Disclaimer: Muir Glen Organics sent me a selection of their Muir Glen Reserve Harvest tomatoes. I was neither asked to create or compensated for this post/recipe. However, I do love cooking with Muir Glen Organics, and found the reserve tomatoes to be exceptional in this chili. All opinions are, as always, my own.
Beef and Lentil Chili
Having fine lentils in a chili can make even the most adamant bean haters lovers of chili. I know for my little ones, lentils in chili provide a texture and flavor they just love.
1 cup French lentils (du Puy)
1 tablespoon olive oil
1 pound ground beef
4 oz pancetta, diced
1 large onion, finely diced
1 leek, rinsed, quartered and sliced
3 cloves garlic, minced
1 teaspoon black pepper
1/2 teaspoon Kosher salt
1 1/2 teaspoons cayenne pepper
1 teaspoon cumin
1 teaspoon paprika
1 teaspoon oregano
1 teaspoon marjoram
1/4 teaspoon thyme
3 tablespoons tomato paste
3 stalks celery, diced
2 carrots, diced
7 cups low sodium chicken stock
1 15oz can diced tomatoes (if you desire more heat, opt for fire-roasted)
1 tablespoon balsamic vinegar
cheddar cheese, grated
Place lentils in a small bowl and cover with boiling water. Let it sit for 15 minutes.

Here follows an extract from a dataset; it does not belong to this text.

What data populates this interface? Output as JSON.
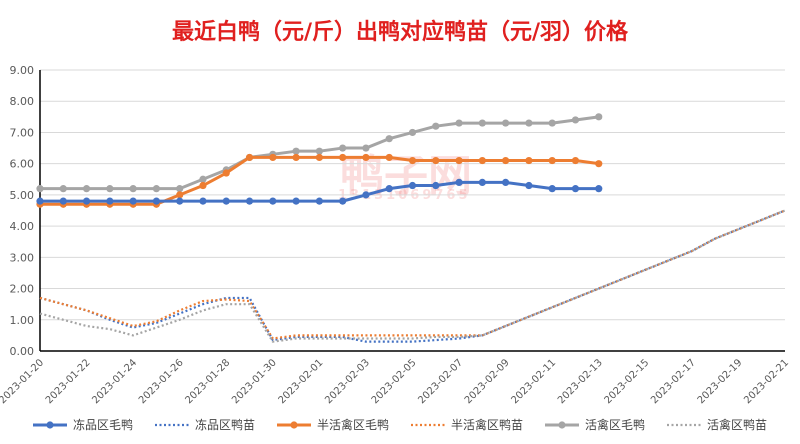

In a Dutch oven or large pot, heat olive oil over medium-high heat. Brown ground beef and pancetta, stirring often and breaking down the ground meats until evenly crumbled and the pancetta is crisp. When browned, add the the onions, leeks and garlic, and season with salt and pepper. Add cayenne pepper, cumin, paprika, oregano, marjoram, and thyme. Stir in tomato paste. Add carrots and celery, cook for 1 minute. Add chicken stock, diced tomatoes, and drained lentils. Bring to a boil, then lower heat to a simmer. Cook slowly with the lid partially covering the lid, stirring and tasting periodically, adjusting seasonings as necessary, about 1 hour (or more). Stir in balsamic vinegar and some cilantro, if desired. When serving, garnish with more cilantro, green onions, cheddar cheese, etc.